Sometimes when I post on a blog, update a Facebook status or reply to a work email, I realize -- it's Saturday night and I shouldn't be doing those things, I should be out having fun.

Even though it's been probably a LONG time since I had an active social life on weekends, I still think I should have one. I should be listening to live music, enjoying cool coffee houses, staying out too late with friends, dancing. I should be OUT.

I don't know why I think I should be out having fun on weekends. I'm content having fun in my house, doing the things I don't have time for during the week.

Times change and I know that there's a possibility that weekend evenings may once again become more lively. I remember calling my brother who was in high school and at home at around 11 p.m. l. "Where's Mom and Dad?" I asked.

He responded with irritation, "I don't know. They went out and I have no idea when they are coming back." My parents, probably only in their 40s, were out acting like kids--listening to live music and drinking and out late. It was ironic they were out having fun and my high school aged brother was home waiting impatiently for a loved one to return home.
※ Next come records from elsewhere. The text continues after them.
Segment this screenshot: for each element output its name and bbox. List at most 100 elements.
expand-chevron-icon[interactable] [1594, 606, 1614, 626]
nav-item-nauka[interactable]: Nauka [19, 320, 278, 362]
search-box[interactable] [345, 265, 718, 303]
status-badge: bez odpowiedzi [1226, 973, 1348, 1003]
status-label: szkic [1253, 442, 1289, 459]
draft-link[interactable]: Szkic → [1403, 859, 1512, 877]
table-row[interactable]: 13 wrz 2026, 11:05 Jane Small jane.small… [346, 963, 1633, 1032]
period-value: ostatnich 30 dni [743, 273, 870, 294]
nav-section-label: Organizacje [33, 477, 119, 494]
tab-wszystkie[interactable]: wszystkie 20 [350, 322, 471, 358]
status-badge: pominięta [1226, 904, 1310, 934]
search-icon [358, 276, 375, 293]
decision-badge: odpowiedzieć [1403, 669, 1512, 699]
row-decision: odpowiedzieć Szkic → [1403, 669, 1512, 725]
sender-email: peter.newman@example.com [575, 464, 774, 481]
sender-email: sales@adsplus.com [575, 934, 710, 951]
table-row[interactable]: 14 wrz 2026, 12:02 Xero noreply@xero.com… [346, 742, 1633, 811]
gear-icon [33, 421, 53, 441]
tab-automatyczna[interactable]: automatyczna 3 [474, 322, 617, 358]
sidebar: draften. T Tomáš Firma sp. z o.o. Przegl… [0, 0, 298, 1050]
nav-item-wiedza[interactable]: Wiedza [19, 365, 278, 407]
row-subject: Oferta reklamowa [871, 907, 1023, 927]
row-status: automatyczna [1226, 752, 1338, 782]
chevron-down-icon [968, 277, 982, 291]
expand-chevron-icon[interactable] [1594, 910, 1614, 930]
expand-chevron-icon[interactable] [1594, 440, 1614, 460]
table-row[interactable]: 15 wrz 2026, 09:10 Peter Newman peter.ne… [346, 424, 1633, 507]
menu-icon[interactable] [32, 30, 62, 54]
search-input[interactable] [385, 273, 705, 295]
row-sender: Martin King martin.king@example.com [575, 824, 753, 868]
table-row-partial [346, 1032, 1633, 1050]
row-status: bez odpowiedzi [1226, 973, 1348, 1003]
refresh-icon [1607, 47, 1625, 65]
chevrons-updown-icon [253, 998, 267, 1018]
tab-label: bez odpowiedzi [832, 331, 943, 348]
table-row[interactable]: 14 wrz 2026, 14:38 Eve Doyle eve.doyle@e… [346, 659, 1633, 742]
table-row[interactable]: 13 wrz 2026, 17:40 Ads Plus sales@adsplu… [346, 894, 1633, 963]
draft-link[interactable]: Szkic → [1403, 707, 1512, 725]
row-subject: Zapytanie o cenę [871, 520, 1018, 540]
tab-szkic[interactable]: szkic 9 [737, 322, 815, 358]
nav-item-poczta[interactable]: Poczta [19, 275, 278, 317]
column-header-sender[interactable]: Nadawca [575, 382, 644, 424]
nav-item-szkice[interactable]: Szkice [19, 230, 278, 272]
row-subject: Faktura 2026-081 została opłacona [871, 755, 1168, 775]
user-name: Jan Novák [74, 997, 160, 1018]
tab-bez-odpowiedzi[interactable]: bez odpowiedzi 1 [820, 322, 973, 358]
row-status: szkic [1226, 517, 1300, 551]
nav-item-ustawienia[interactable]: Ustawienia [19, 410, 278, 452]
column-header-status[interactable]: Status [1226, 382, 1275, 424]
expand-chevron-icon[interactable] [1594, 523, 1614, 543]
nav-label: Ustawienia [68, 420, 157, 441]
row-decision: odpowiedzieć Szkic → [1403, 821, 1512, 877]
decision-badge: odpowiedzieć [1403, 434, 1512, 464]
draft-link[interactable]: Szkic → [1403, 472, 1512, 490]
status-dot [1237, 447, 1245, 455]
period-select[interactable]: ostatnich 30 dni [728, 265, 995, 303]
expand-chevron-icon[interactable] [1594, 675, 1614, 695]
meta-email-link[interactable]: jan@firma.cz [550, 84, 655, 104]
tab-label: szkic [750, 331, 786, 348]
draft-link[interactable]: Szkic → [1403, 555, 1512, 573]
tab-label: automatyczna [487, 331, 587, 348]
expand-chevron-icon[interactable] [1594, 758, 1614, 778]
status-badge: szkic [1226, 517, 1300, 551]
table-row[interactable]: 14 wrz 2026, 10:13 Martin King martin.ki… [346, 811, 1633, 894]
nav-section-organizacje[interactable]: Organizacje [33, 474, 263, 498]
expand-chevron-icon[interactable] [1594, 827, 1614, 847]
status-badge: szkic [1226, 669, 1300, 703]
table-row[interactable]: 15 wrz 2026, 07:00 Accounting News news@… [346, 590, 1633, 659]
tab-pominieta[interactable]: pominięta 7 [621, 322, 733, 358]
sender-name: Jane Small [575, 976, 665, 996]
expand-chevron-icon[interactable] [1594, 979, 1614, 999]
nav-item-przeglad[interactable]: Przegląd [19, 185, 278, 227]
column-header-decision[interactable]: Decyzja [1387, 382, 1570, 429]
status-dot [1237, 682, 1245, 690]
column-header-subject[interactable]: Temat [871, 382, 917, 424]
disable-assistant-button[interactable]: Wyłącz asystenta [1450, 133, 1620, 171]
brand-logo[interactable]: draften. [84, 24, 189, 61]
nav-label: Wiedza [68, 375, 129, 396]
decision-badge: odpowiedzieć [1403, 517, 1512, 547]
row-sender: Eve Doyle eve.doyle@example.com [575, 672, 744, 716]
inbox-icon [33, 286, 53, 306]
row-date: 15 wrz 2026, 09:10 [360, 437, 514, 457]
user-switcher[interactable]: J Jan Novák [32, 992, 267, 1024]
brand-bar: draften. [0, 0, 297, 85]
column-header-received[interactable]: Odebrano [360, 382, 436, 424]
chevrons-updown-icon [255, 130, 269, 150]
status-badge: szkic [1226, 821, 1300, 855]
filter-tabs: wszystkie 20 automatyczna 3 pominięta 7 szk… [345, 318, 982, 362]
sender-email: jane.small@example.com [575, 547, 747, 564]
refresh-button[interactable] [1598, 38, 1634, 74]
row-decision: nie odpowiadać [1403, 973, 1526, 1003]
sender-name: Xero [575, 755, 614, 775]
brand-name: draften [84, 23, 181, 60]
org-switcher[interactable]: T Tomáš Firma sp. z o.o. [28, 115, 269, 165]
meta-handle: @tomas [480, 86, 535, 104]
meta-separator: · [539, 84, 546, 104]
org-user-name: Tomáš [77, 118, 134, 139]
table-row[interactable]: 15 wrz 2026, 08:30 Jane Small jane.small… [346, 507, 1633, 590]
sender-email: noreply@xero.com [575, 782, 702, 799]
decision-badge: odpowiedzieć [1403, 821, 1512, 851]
So I have hope. But I'll be in my 50s when my kids are in their teens. Hope I have the energy.

Thankful

My favorite Thanksgiving tradition is going around the table and hearing everyone tell what they're thankful for. It's where personality comes out -- humor, shyness, always know what to say, sweetness, priorities. It's how we announced my son's conception. I'll never forget the whoop of joy. It's a tradition that encourages us all to remember why we're gathered at the table in the first place.

It's not because mashed potatoes are awesome and Mom's pumpkin pie will follow.

We're gathered for thankfulness.

This year, what I'm thankful for:
  • My family, especially my children. I love the grown-ups in my life, but my children make life extra sweet.
  • My job.
  • Friends who are available in person, by phone, through blogging and Twitter, email and Facebook. It feels weird saying that, but it's true.
  • A warm place to sleep and to house my children.
I'm thankful that even if the "what if"s of life seem big sometimes, there is always faith, hope and love -- they are the simple engine that keeps life moving forward.

Wordless Wednesday

The baby's fingers were taken off by a dog or a scissors, I don't remember how. Recently, I found the baby while cleaning, it was tucked away.





I watched her reaction like an anthropologist/sociologist. How will a young child react? Will her own finger injury impact how she responds?

Compassion, fear, concern

It's hard for her to look away.

Does she remember how her finger was hurt? She insists on a Band-Aid.